Saturday, July 7, 2012

An Undervalued Grain


Day 268: In the United States, millet is known largely as birdseed, a primary component in most mixed seed. In other parts of the world, however, it is regarded as a valuable food source and for good reason. It is versatile, nutritious and delicious. Millet for human consumption may be purchased in bulk at many health food stores.

Many of my readers are already familiar with my recipe for Birdseed Bread, so I thought I would feature another favorite today: Birdseed Crackers. The recipe is not my own. It comes from "Crackers!" by Linda Foust and Tony Husch. These nutty, crunchy gems are best made with freshly ground flour and served up with lashings of unsalted butter.

1/4 cup whole millet
1/2 cup millet flour
2 cups all-purpose flour
1/2 teaspoon salt
1/3 cup vegetable shortening
5/8 cup (1/2 cup plus 2 Tablespoons) milk
1 Tablespoon honey

Preheat the oven to 350°. Stir together the millet, flours and salt in a large bowl and cut in the shortening until the mixture resembles coarse meal. Warm the milk and honey in a small saucepan and add to the flour mixture. Blend to form a dough which sticks together nicely. If it is too dry, add a little more milk. Handle the dough as little as possible. Overworking it will make your crackers tough.

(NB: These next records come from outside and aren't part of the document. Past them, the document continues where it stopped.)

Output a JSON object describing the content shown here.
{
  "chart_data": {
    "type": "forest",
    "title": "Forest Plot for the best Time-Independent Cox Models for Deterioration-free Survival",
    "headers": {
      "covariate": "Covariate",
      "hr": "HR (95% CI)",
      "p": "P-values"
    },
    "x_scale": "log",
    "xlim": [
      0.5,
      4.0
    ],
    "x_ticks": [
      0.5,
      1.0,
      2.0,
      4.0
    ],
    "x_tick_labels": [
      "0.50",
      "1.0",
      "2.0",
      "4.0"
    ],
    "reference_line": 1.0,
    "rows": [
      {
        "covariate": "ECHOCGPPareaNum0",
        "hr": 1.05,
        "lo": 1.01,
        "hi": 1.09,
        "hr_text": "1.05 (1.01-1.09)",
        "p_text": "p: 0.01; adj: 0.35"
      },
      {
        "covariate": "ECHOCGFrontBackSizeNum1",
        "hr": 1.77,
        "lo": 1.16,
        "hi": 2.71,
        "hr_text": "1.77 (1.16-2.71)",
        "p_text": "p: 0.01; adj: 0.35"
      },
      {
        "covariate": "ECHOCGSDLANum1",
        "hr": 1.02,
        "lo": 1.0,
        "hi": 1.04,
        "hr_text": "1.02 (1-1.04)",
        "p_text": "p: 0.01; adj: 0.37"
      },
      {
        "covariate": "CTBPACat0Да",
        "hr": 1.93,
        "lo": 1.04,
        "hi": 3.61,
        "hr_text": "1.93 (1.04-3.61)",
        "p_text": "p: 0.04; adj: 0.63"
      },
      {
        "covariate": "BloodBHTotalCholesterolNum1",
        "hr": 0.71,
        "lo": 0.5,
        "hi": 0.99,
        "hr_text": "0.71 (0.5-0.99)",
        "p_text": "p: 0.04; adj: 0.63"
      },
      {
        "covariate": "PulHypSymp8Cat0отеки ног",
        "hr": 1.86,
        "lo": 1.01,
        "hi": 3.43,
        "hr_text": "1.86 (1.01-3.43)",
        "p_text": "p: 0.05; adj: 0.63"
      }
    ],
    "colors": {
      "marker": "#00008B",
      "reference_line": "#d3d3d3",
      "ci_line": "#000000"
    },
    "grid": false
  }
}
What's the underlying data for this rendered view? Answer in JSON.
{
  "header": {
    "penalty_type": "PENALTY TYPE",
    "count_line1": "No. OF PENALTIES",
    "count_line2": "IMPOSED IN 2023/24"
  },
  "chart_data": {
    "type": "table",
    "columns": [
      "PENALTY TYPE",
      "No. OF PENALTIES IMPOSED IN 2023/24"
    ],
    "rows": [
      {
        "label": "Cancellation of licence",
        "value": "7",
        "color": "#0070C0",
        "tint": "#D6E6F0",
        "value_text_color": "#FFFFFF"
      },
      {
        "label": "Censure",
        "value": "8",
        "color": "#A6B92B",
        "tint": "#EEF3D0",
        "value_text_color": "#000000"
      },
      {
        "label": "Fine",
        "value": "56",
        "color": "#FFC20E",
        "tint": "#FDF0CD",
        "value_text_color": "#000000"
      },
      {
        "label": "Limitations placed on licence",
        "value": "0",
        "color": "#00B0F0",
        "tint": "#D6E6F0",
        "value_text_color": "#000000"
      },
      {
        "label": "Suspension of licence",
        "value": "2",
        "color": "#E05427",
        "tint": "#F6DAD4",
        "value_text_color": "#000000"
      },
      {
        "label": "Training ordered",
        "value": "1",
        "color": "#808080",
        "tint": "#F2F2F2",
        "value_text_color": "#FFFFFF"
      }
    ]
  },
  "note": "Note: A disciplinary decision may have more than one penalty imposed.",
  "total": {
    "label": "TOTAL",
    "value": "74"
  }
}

Roll the dough out as thinly as possible on a floured surface. You'll find that the whole millet limits the thickness nicely. Cut into circles or squares and prick each piece three or four times. Place on parchment or a lightly greased baking sheet. Bake for ten minutes, then turn over and bake for an additional 8-10 minutes (my personal recommendation) or until golden brown.